Tuesday, May 29, 2007
Dealing with the long-term storage challenges that every pro will face
Network-attached storage drives provide one simple benefit: you can just plug them in and start accessing files on a network. With little software to install or configure, NAS allows any PC or Mac to store files on a remote drive. You need a router and either CAT-5 Ethernet cables running to the router or wireless networking capability to access the router over 802.11g. An NAS device plugs into the router using an Ethernet cable and becomes part of the network for storage, backups and sharing files.
The main advantage to NAS is that there's no server: there's very little administration and management involved. Once you connect an NAS unit to your network, you can start using all of those gigabytes right away. Many NAS devices work as a RAID 5, which means every image you transfer is stored redundantly across several hard disks. If a photo becomes corrupt, the NAS system will replace the damaged file with an archived image. You don't have to configure NAS for this process because RAID 5 is essentially automatic and self-configuring. Many NAS products do provide a simple method to archive files as well, usually through an automated backup.
Some NAS devices use two drives for RAID 0 (which stripes the drives for better performance) or RAID 1 (which mirrors the drive for better replication), but you end up losing total storage. For example, if you use drive mirroring on two 250 GB drives, your total storage is only 250 GB. There's also the single-drive NAS option, such as the Maxtor Shared Storage II, with 300 GB or 500 GB of storage. These drives use a 16 MB cache, connect to a router using Ethernet and run at 7200 rpm. There's also typically a way to automatically categorize files as video or photos using a drag-and-drop system. However, we'll focus on the higher-end mass-storage NAS products that are more suited to the needs of pro photographers for archiving. In this overview, we've highlighted the most impressive features of four NAS products from the leading manufacturers, at several different price points, and compared them to other storage mediums and technologies.
Buffalo TeraStation NAS 1.0 TB. Buffalo Technology is well-established in the NAS market, having carved out a niche for more entry-level users with the LinkStation and for small businesses with the TeraStation. This unit is a behemoth at a little more than 16 pounds and with a styling that, perhaps coincidentally, looks like a small safe. Connections and setup were a breeze, thanks to a simple install wizard on CD and only one Ethernet cable to plug into a router. There are four USB 2.0 ports for a printer and USB thumbdrives (such as the SanDisk Cruzer Titanium), although any portable media has to be formatted as FAT32, not the more common NTFS. Performance was good over 10/100 Ethernet. As a RAID 5 device, the TeraStation has a nice “pop” when you move files around.

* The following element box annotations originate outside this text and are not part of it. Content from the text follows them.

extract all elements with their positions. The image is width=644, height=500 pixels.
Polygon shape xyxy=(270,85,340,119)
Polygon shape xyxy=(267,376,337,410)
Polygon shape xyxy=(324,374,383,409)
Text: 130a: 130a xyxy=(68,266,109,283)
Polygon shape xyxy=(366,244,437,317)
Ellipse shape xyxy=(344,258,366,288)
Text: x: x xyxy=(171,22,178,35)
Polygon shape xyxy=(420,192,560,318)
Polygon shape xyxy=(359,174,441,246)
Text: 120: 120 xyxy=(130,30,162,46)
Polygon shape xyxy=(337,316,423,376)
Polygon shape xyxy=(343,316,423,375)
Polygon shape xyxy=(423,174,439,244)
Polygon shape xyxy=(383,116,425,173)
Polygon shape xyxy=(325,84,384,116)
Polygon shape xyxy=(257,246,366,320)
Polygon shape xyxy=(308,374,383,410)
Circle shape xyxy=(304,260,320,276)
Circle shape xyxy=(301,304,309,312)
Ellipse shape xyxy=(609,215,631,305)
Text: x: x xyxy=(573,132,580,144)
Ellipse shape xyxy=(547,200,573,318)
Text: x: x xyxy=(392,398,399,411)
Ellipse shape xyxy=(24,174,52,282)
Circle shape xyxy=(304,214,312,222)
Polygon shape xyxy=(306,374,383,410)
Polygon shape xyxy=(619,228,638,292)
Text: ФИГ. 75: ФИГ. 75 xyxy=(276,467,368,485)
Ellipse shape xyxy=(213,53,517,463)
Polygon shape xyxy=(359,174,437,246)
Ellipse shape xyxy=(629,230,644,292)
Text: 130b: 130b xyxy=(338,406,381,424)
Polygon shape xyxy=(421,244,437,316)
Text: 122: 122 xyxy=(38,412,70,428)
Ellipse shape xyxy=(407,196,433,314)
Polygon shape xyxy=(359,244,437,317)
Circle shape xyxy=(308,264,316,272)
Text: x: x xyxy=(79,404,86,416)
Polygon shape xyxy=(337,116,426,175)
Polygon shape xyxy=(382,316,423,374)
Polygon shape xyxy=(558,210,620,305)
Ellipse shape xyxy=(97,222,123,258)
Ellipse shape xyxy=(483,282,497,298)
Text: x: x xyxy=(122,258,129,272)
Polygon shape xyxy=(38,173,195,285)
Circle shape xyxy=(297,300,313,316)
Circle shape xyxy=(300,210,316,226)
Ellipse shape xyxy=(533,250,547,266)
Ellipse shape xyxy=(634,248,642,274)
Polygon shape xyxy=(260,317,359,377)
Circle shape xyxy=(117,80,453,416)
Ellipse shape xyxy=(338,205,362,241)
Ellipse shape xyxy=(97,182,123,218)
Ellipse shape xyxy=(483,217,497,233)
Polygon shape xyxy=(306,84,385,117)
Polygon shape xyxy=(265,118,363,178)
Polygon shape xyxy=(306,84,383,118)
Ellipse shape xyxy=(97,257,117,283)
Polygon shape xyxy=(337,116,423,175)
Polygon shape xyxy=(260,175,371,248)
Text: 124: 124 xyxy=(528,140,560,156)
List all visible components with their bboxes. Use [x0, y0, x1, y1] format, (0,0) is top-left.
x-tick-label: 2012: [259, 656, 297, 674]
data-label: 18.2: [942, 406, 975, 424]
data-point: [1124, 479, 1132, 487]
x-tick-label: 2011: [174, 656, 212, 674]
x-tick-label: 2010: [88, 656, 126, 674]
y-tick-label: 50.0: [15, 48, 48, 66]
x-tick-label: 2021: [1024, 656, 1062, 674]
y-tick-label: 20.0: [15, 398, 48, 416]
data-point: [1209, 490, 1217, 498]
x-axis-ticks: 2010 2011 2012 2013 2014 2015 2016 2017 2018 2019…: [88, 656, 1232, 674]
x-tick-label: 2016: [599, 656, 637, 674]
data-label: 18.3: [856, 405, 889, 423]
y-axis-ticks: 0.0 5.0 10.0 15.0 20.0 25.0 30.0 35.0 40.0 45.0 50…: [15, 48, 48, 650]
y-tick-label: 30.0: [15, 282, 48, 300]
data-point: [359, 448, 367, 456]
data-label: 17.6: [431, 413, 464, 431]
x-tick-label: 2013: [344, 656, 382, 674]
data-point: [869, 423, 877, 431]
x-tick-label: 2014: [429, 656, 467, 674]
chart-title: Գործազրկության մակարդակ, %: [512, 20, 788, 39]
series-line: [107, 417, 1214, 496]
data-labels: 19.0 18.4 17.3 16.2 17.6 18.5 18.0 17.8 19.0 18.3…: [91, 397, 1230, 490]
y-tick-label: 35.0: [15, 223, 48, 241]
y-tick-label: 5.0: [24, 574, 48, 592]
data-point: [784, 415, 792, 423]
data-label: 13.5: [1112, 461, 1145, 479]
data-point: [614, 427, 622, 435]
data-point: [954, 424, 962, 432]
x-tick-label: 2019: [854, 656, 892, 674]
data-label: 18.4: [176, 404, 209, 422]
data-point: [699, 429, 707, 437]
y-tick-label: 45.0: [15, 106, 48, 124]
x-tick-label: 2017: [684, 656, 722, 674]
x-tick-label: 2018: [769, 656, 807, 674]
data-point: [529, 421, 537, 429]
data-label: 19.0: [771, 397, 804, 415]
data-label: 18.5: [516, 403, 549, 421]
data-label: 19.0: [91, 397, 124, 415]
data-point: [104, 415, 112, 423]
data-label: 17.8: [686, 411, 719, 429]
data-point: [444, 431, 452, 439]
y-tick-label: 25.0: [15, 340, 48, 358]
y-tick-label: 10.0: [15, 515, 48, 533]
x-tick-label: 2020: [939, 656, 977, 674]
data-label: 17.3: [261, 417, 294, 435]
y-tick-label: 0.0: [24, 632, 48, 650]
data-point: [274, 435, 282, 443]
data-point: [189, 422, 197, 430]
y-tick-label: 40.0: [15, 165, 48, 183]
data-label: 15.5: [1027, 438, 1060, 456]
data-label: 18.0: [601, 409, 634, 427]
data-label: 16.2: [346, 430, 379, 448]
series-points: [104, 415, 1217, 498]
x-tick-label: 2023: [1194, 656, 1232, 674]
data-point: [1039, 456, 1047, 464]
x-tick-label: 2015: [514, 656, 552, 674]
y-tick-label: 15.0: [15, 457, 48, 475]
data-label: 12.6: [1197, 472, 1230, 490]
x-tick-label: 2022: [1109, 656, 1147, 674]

The unit ranked highest in our Photoshop CS2 test, saving a 65 MB BMP in 11 seconds. Disk-write speed was about seven minutes for a 1.5 GB file, and read speed was four minutes for the same file. Buffalo noted that, if you own a gigabit router, read and write speeds over a network will increase by about 30 percent, although you'll need a gigabit adapter for your laptop or desktop. Over a wireless connection, speeds dropped considerably, but we had no file corruption problems copying even large 2 GB videos from a speedy Acer Aspire 5670 notebook. Tech support for the device involves sending the TeraStation into Buffalo for a free drive replacement. The company advises not replacing drives after a warranty, because of safety issues, although some customers still do. It's easy to remove the enclosure and access the drives, so ongoing support is likely a breeze as well. Buffalo includes a backup program and supports an FTP server mode that allows you to remotely upload files to the NAS. The unit operated almost silently and didn't turn our office into a sauna like some NAS drives will.